An opposite to the previous: soft and smooth against the skin. The texture is light, airy and warm. I really want to emphasize the importance of air. Despite the large format of the weave it is surprisingly lightweight. The air helps the threads to spread out and when the piece is to be rolled up, the air is pressed out of the textile. The woollen yarn is full of air too. It is spun with air. The fibers still manage to glue themselves to one another. Nothing will fall apart. A visitor to one of my exhibitions once said (about a similar piece): I would like to wrap myself in it, wrap it around me like a plaid. Viewers seem to be able to read the texture without touching the material. As if previous experiences of similar textiles are telling them something about my work.
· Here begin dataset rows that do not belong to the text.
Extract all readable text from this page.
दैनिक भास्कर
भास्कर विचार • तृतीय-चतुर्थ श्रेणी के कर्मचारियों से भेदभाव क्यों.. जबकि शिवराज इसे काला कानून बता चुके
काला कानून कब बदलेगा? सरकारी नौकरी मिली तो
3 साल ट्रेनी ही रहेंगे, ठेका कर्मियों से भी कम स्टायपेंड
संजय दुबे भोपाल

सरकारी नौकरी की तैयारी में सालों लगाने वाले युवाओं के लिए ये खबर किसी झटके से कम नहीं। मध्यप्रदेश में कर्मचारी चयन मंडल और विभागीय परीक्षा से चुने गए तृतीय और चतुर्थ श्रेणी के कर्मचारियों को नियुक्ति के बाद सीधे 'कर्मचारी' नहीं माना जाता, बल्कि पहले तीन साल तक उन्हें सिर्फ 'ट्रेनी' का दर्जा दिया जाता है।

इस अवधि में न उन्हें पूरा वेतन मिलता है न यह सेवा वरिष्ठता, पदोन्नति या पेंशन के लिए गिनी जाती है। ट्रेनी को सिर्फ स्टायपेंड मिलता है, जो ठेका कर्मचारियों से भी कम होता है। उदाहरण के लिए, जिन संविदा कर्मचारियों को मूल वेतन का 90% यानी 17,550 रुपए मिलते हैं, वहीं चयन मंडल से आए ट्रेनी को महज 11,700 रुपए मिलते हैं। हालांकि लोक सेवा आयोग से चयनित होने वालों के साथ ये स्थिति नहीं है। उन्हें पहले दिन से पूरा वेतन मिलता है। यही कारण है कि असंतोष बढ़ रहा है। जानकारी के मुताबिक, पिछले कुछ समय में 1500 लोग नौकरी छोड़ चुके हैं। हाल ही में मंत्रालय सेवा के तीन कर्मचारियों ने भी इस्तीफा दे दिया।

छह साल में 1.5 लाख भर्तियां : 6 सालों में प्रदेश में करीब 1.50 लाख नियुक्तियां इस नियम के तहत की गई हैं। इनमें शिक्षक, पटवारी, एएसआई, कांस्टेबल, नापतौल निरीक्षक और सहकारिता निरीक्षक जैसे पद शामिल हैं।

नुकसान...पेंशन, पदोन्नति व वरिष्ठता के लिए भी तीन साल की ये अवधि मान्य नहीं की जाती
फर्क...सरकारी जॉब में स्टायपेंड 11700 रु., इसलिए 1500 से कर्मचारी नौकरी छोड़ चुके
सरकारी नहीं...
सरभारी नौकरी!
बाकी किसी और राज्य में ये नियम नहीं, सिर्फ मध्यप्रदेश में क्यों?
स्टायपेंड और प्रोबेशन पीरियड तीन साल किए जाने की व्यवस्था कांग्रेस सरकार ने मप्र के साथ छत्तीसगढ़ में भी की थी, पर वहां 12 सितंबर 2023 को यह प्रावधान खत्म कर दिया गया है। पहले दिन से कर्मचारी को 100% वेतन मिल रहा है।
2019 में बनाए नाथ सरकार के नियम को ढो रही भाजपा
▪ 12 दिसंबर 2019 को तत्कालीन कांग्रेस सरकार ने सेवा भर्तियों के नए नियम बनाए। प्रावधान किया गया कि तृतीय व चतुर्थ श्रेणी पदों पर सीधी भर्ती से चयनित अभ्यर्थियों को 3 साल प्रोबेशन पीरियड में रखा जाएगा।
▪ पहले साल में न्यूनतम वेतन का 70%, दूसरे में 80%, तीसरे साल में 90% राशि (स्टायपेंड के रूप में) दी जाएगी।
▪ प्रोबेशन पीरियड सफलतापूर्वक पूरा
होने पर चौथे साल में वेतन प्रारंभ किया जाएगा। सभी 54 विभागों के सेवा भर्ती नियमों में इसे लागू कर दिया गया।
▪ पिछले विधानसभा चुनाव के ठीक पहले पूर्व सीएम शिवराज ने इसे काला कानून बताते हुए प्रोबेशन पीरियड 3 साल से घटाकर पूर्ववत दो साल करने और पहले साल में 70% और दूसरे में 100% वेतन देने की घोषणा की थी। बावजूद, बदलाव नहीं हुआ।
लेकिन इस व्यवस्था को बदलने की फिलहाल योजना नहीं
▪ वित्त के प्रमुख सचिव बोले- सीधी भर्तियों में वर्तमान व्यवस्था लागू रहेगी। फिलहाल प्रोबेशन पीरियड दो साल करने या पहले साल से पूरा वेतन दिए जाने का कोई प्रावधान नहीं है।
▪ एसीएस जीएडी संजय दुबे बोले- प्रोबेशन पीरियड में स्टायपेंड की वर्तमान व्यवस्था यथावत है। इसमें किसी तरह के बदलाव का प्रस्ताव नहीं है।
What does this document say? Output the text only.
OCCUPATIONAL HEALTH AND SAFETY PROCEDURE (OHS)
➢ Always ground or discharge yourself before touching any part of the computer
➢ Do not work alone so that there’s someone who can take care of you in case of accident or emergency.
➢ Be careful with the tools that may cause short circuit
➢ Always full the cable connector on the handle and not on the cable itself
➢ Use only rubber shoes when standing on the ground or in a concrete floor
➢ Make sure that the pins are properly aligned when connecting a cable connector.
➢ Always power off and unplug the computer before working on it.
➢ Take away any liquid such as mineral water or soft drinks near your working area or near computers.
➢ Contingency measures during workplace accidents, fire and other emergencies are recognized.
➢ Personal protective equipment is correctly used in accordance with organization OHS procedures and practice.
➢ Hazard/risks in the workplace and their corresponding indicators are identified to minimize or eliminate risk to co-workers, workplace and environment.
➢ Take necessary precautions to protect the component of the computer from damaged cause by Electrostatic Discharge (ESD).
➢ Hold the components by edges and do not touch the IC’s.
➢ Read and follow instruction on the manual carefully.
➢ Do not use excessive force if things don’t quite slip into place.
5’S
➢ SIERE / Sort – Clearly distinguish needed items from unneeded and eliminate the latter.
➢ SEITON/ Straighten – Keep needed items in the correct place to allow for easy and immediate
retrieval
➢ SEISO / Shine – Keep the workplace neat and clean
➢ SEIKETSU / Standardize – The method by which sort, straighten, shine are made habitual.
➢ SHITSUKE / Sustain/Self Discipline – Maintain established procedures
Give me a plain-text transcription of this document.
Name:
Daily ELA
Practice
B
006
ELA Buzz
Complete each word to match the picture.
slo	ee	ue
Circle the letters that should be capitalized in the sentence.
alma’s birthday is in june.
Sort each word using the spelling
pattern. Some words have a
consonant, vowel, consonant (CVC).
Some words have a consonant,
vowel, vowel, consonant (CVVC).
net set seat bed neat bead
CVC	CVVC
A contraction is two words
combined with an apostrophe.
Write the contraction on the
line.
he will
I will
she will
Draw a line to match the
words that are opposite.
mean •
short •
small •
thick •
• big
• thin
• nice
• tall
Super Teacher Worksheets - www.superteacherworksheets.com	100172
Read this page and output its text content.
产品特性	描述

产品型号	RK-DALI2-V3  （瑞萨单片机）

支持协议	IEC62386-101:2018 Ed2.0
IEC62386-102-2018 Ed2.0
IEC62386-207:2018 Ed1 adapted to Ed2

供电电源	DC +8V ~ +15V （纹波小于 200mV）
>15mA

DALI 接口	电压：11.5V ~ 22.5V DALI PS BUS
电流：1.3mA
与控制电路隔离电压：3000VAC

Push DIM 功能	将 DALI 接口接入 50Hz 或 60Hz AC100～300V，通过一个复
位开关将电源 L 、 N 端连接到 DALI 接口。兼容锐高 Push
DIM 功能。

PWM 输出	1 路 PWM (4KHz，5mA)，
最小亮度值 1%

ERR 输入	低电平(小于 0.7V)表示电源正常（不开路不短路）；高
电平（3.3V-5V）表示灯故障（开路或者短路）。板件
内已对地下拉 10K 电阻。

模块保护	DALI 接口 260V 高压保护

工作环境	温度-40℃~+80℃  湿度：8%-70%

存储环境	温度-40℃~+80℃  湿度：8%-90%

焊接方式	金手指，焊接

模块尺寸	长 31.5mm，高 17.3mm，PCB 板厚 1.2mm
A texture that to one person feels pleasant might to another feel awkward. In approaching my own works physically, the tactile sensation that I experience will differ from how other’s will understand them. Sometimes the vision will be enough to gather information about a woven texture. Other times viewing a textile will give a completely different experience than touching the same piece.


Texture as storytelling

I read the essay “Silent Text” (2019) by Burcu Sahin and begin to understand the power that lies within textiles’ and textures’ ability to tell stories. In her essay, Sahin explores the memories and histories following her family’s migration through textile objects that they’ve brought with them. Unfinished embroideries that to an untrained eye may seem like odd objects to keep become a key to unravelling untold stories of her relatives, as well of the materials themselves. Sahin writes (I have translated her text from Swedish to English): 


I began to imagine a language that could be felt, fiber and fingertips, beyond what was spoken and written. I understood that neither my mother nor my grandmother had access to education and that they were some of the many women in the world who supported, or still support, themselves by sewing at home or in the factory. I understood that their works were often the only place where they could document their history and existence. Their names were not in the history books.


The textile objects Sahin reflects upon have travelled distances in geography as well as through generations. Textile objects loaded with memories and stories of the women who made them, used them, brought them with them to their new countries and, later, the ones who inherit them. Objects that could speak of things that otherwise might be untold and forgotten.


My own personal memories of texture are most strongly connected to my grandmother. Her interest in weaving is the very reason I began to weave myself. I remember her large floor loom that always had a warp on when I came for a visit. It is the same loom that now lives in my studio. For Christmas and birthdays my siblings and I received crafted gifts of hand woven kitchen towels, cushions and blankets. Every day I have the privilege of using the textiles that my grandmother’s hands created. Her memory is kept alive through textures.